Selarik Energi di Bukom OSKM 2006
[224]
Assalamu’alaikum Wr.Wb.
Bismillahirrohmanirrohim…
15 Agustus 2006
15:25 -> aku mulai dan pertama
kali menulis di bukom
ini….
Sore hari ini,, jujur,, secara fisik aku lagi cape banget…
Tambah lagi, sore ini ga tau kenapa ingin menangis. Pokoknya sedih..
Lagi-lagi, OSKM 2006 diambang-ambang… Padahal kalau menurut jadwal 5 hari lagi kejadian yang hanya terjadi sekali seumur hidup kamu-kamu (kalo anda jadi peserta) semua..
Knapa??? ya, udah dijelasin ma teh yuli di 222 (gara2 statement pak widyo di gladi resik + statement yang ada di koran KOMPAS hari ini
Koq rektorat gtu banget sih ??!! Dan untuk pertama kalinya, saya benar-benar ngerasain hal2 yg bisa berubah bahkan setiap menitnya!! Dan para petinggi-petinggi OSKM 2006 patut diacungi jempol,,, Benar-benar orang terpilih,,,
Sampai detik ini, beliau2 masih punya semangat & effort yang kerasluar biasa supaya OSKM 2006 tetap TERLAKSANA…
TETAP SEMANGAT YA PARA PANITIA…
SEPERTI YG SDH SDH KALIAN AJARKAN KEPADA KAMI,,,"PERJUANGKAN TERUS APA YG MENURUT KALIAN BENAR"... DAN SETIAP USAHA YG QTA LAKUKAN TDK AKAN PERNAH SIA-SIA.
!! SEMANGAT !!
- ia -
NB: u/ p’ widyo tlng donk jgn plin plan…
"Sesungguhnya org2 yg t’zalimi,do’anya
dikabulkan"
Selesai 15:49

Awal kali saya membaca tulisan ini di bukom, saya hanya bisa diam, kehilangan kata-kata, bahkan hampir saja meneteskan air mata.
Perasaan sedih, marah, merasa bersalah, terhibur,, seakan tumpah ruah jadi satu.
Membuka lagi lembar demi lembar, membaca lagi baris demi baris, hanyalah menambah parah akumulasi perasaan-perasaan itu.
Ya, saya hanyalah seseorang yang mengharapkan kebaikan dan kebenaran bisa bersanding dalam satu helaan.

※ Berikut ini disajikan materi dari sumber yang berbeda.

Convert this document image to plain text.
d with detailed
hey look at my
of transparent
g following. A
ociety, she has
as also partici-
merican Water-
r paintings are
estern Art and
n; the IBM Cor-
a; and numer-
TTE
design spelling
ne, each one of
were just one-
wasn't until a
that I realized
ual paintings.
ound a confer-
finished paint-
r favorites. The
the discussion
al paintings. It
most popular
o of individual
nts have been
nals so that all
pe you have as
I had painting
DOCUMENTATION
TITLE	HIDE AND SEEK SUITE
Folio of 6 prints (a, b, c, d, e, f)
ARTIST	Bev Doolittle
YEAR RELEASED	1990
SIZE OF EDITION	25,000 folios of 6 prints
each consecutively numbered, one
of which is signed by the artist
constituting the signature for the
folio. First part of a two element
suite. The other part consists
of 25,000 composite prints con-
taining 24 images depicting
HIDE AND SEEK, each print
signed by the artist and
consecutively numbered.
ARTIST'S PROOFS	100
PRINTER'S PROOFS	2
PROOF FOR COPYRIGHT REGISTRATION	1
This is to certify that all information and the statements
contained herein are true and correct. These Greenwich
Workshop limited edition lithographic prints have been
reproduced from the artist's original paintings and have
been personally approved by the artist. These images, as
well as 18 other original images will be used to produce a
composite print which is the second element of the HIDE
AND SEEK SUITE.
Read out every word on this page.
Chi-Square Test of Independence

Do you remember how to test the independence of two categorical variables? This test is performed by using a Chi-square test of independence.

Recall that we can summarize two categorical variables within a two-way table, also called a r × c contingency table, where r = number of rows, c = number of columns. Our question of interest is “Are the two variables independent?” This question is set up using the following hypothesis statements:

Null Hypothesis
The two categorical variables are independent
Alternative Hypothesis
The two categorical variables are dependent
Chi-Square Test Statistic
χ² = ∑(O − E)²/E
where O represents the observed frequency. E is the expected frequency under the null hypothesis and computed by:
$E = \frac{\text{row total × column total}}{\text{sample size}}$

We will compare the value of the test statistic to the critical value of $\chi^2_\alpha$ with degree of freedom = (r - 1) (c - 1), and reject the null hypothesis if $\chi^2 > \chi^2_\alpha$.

Tak peduli dengan apapun yang terjadi, hanyalah harapan tadi yang ingin terus saya gapai.
Sayang, seringkali manusia memang terlalu tinggi berharap.
Sayang, seringkali kenyataan hanyalah menampakkan wajah-wajah sinisnya yang menyakitkan.
Sayang, kita pada akhirnya memang tidaklah punya kuasa membalik keinginan sang Khaliq, skenario kehidupan yang ditulis sang khaliq..
Masa itu telah berlalu, tentu saja.
Hanya kenangan dan semangatnya yang tak akan pernah terlupa,
dan harapan yang akan terus tumbuh dalam ketiadaan kata sesal,
seperti yang dituliskan di atas,
“DAN SETIAP USAHA YG QTA LAKUKAN TDK AKAN PERNAH SIA-SIA.”